Another favorable wind, according to the economist, is the apparent end of the inflationary shock in the United States and the recent decision of the Fed (Federal Reserve, the American central bank) to interrupt, for the time being, the cycle of high interest rates in the American economy.

When interest rates rise in the US, it attracts investor funds to that country, damaging the liquidity of emerging countries like Brazil. When interest rates stop rising there, the opposite effect is expected.

“Brazil has not had such a favorable environment since the post-financial crisis of 2008”, says Brooks. “In this scenario, the dollar goes to R$ 4.50, or below, it is perfectly possible”, she defends.

Most economists, however, predict that the dollar should return to operating slightly above R$ 5 in the coming years, according to the Central Bank’s Focus bulletin, which gathers projections from financial market economists.

Central Bank, Lula government and ‘cautious optimism’

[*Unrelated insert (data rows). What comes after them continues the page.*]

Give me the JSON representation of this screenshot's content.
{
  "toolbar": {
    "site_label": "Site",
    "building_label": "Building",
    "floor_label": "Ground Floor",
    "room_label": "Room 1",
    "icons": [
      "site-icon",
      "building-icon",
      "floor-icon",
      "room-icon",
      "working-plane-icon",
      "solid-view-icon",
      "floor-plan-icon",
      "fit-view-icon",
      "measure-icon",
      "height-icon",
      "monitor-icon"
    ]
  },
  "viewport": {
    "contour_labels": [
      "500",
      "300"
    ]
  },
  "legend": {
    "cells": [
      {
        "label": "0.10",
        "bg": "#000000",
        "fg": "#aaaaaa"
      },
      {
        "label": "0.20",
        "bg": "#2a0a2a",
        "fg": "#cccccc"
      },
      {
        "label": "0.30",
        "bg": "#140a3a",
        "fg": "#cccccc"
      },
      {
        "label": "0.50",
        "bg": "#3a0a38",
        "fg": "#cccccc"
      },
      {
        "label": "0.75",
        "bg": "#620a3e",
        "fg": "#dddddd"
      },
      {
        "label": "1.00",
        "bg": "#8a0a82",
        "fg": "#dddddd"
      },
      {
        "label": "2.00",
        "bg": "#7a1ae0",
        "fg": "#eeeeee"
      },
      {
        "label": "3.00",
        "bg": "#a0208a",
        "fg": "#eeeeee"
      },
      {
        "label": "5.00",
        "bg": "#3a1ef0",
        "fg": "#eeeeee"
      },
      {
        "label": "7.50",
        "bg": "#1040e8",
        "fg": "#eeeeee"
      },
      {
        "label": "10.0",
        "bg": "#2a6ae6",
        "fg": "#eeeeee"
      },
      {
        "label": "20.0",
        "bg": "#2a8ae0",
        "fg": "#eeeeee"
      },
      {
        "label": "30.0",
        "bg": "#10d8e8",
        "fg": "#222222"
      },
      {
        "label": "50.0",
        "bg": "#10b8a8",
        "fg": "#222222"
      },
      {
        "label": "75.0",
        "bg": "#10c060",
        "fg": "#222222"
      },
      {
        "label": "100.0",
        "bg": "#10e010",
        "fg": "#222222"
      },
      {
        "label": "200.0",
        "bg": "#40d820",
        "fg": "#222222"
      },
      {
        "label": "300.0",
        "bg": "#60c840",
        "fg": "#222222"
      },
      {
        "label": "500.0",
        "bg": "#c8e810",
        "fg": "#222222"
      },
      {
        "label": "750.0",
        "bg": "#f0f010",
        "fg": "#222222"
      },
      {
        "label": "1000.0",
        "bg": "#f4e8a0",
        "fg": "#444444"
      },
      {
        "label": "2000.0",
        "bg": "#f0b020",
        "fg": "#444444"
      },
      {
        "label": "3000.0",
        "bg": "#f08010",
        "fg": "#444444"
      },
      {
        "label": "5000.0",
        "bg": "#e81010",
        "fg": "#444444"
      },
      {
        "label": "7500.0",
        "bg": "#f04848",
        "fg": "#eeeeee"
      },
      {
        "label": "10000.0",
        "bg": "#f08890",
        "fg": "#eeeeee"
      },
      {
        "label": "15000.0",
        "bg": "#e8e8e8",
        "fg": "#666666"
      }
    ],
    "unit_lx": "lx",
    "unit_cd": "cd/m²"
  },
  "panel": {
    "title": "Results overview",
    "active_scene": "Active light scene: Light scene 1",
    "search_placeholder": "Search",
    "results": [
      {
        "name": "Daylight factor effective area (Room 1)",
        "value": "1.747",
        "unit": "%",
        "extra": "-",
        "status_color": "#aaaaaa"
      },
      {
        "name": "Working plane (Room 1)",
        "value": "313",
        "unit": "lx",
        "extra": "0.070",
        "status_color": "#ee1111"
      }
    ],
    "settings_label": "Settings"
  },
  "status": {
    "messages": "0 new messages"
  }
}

In the fight between the Central Bank and the Lula government over the level of interest rates in Brazil, Brooks says he has no side, but praises the monetary authority’s performance in combating inflation in the country.

“The Central Bank [do Brasil] he did a phenomenal job,” he says. “In advanced economies, the criticism is that central banks were too slow to raise interest rates and respond to inflation. This is definitely not the case in Brazil. I believe the Central Bank, its president and his team deserve a great deal of credit for this. And that this is very positive for Brazil.”

As for the first six months of the PT government and the performance of the Minister of Finance, Fernando Haddad, the economist is more restrained.

“I think the government is still very young and that the markets are starting to learn how the government speaks”, he says. “Confidence in the government is growing so I’m cautiously optimistic.”

Optimistic under Bolsonaro and now optimistic under Lula, Brooks says he sees nothing that could shake his positive view of Brazil in the near future.

“Many people did not like the result of the election. What interests me is democracy and a peaceful transfer of power. This is what really sets Brazil apart from autocratic governments, which now have difficulty attracting capital,” he says.

“If it were the case that the balance of trade [brasileira] if it suddenly deteriorates and we go back to where Brazil was ten, 15 years ago, that would make me more pessimistic. But this is highly unlikely. In fact, it’s basically impossible at the current juncture.”